First he feared the stair-way was not sufficiently strong to bear in safety all the people crowded upon it, and then he began to feel quite positive the small pillars which upheld the tracks would be crushed beneath the weight of the train.

Tom and Bob enjoyed his nervousness.

Previous to this time they had failed to show their guest anything which impressed him quite as much as they desired; but now their efforts were crowned with success, and it was in the highest degree satisfactory to them.

“I would have been willin’ to pay ten cents rather than not seen him fidget ’round as he’s doin’ now,” Tom whispered to Bob as Josiah, standing near the news-counter, shrank back from the edge of the platform lest he should be thrown into the street by the throng of passengers around him.

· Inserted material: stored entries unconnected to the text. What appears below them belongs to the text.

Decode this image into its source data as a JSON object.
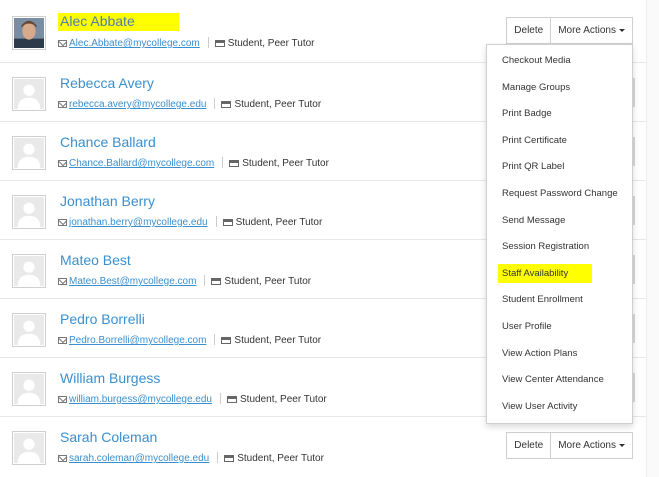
{
  "rows": [
    {
      "name": "Alec Abbate",
      "email": "Alec.Abbate@mycollege.com",
      "roles": "Student, Peer Tutor",
      "highlighted": true,
      "photo": true
    },
    {
      "name": "Rebecca Avery",
      "email": "rebecca.avery@mycollege.edu",
      "roles": "Student, Peer Tutor"
    },
    {
      "name": "Chance Ballard",
      "email": "Chance.Ballard@mycollege.com",
      "roles": "Student, Peer Tutor"
    },
    {
      "name": "Jonathan Berry",
      "email": "jonathan.berry@mycollege.edu",
      "roles": "Student, Peer Tutor"
    },
    {
      "name": "Mateo Best",
      "email": "Mateo.Best@mycollege.com",
      "roles": "Student, Peer Tutor"
    },
    {
      "name": "Pedro Borrelli",
      "email": "Pedro.Borrelli@mycollege.com",
      "roles": "Student, Peer Tutor"
    },
    {
      "name": "William Burgess",
      "email": "william.burgess@mycollege.edu",
      "roles": "Student, Peer Tutor"
    },
    {
      "name": "Sarah Coleman",
      "email": "sarah.coleman@mycollege.edu",
      "roles": "Student, Peer Tutor"
    }
  ],
  "actions": {
    "delete_label": "Delete",
    "more_label": "More Actions"
  },
  "menu": {
    "items": [
      "Checkout Media",
      "Manage Groups",
      "Print Badge",
      "Print Certificate",
      "Print QR Label",
      "Request Password Change",
      "Send Message",
      "Session Registration",
      "Staff Availability",
      "Student Enrollment",
      "User Profile",
      "View Action Plans",
      "View Center Attendance",
      "View User Activity"
    ],
    "highlighted_item": "Staff Availability"
  },
  "colors": {
    "link": "#3a8fcf",
    "highlight": "#ffff00"
  }
}
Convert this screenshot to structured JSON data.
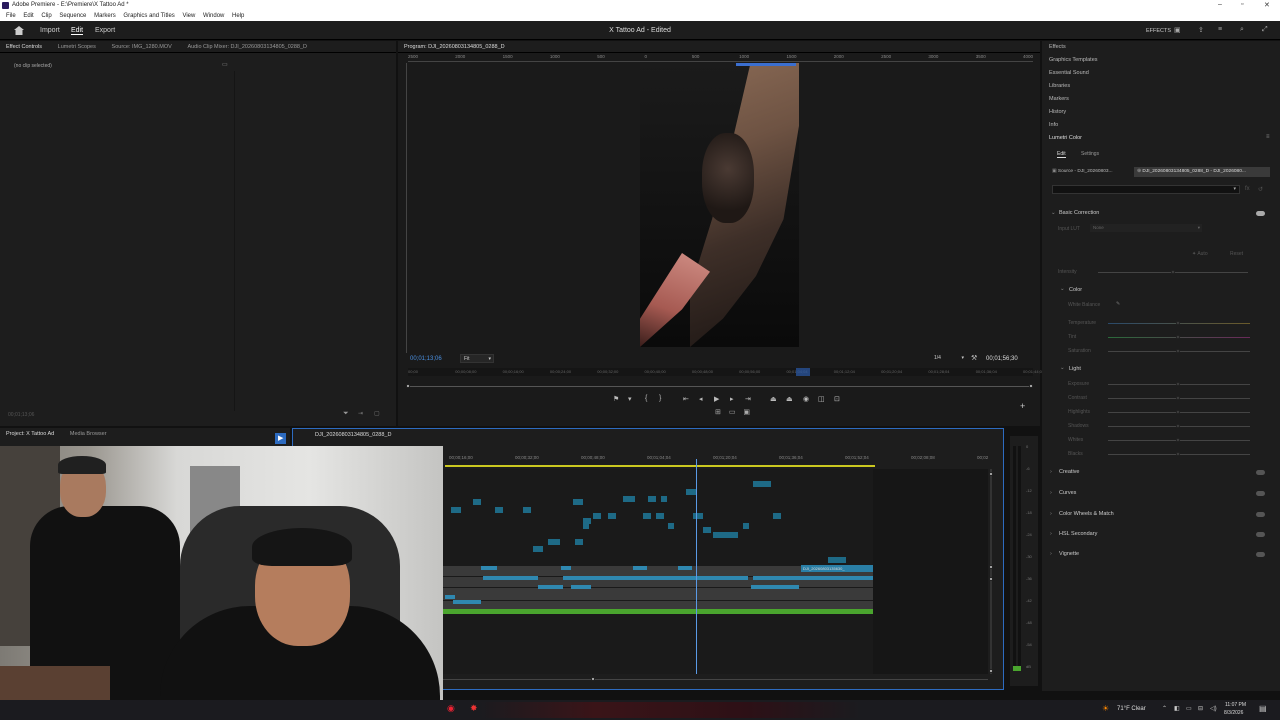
{
  "window": {
    "title": "Adobe Premiere - E:\\Premiere\\X Tattoo Ad *"
  },
  "menu": [
    "File",
    "Edit",
    "Clip",
    "Sequence",
    "Markers",
    "Graphics and Titles",
    "View",
    "Window",
    "Help"
  ],
  "header": {
    "nav": [
      "Import",
      "Edit",
      "Export"
    ],
    "active_nav": "Edit",
    "doc_title": "X Tattoo Ad - Edited",
    "effects_label": "EFFECTS"
  },
  "source_panel": {
    "tabs": [
      "Effect Controls",
      "Lumetri Scopes",
      "Source: IMG_1280.MOV",
      "Audio Clip Mixer: DJI_20260803134805_0288_D"
    ],
    "no_clip": "(no clip selected)",
    "timecode": "00;01;13;06"
  },
  "program_panel": {
    "tab": "Program: DJI_20260803134805_0288_D",
    "ruler_ticks": [
      "2500",
      "2000",
      "1500",
      "1000",
      "500",
      "0",
      "500",
      "1000",
      "1500",
      "2000",
      "2500",
      "3000",
      "3500",
      "4000"
    ],
    "current_timecode": "00;01;13;06",
    "fit_label": "Fit",
    "quality_label": "1/4",
    "duration_timecode": "00;01;56;30",
    "scrub_ticks": [
      "00;00",
      "00;00;08;00",
      "00;00;16;00",
      "00;00;24;00",
      "00;00;32;00",
      "00;00;40;00",
      "00;00;48;00",
      "00;00;56;00",
      "00;01;04;04",
      "00;01;12;04",
      "00;01;20;04",
      "00;01;28;04",
      "00;01;36;04",
      "00;01;44;04"
    ]
  },
  "project_panel": {
    "tabs": [
      "Project: X Tattoo Ad",
      "Media Browser"
    ]
  },
  "timeline": {
    "tab": "DJI_20260803134805_0288_D",
    "ruler": [
      "00;00;16;00",
      "00;00;32;00",
      "00;00;48;00",
      "00;01;04;04",
      "00;01;20;04",
      "00;01;36;04",
      "00;01;52;04",
      "00;02;08;08",
      "00;02"
    ],
    "clip_label": "DJI_20260803135630_",
    "fx_badge": "fx",
    "vu_scale": [
      "0",
      "-6",
      "-12",
      "-18",
      "-24",
      "-30",
      "-36",
      "-42",
      "-48",
      "-54",
      "dB"
    ]
  },
  "right_panel": {
    "items": [
      "Effects",
      "Graphics Templates",
      "Essential Sound",
      "Libraries",
      "Markers",
      "History",
      "Info",
      "Lumetri Color"
    ],
    "lumetri": {
      "tabs": [
        "Edit",
        "Settings"
      ],
      "source_label": "Source - DJI_20260803...",
      "clip_label": "DJI_20260803134805_0288_D - DJI_2026080...",
      "basic_correction": "Basic Correction",
      "input_lut_label": "Input LUT",
      "input_lut_value": "None",
      "auto": "Auto",
      "reset": "Reset",
      "intensity": "Intensity",
      "color_section": "Color",
      "white_balance": "White Balance",
      "color_rows": [
        "Temperature",
        "Tint",
        "Saturation"
      ],
      "light_section": "Light",
      "light_rows": [
        "Exposure",
        "Contrast",
        "Highlights",
        "Shadows",
        "Whites",
        "Blacks"
      ],
      "sections": [
        "Creative",
        "Curves",
        "Color Wheels & Match",
        "HSL Secondary",
        "Vignette"
      ]
    }
  },
  "taskbar": {
    "weather": "71°F Clear",
    "time": "11:07 PM",
    "date": "8/3/2026"
  }
}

Josiah managed to hide his fears after a few moments, greatly to the disappointment of his friends; and when he entered the cars there was no thought of the match-girl, for this being able to look in at the second or third story windows of the buildings which they passed was something so strange that there was no room in his mind for anything else.

“I’ll bet Tim Berry’s eyes will stick out when I tell him of this ride,” he said in a confidential whisper to his friends. “He never saw anything like steam-cars runnin’ in the air, an’ jest as likely as not won’t be willin’ to believe what I tell him.”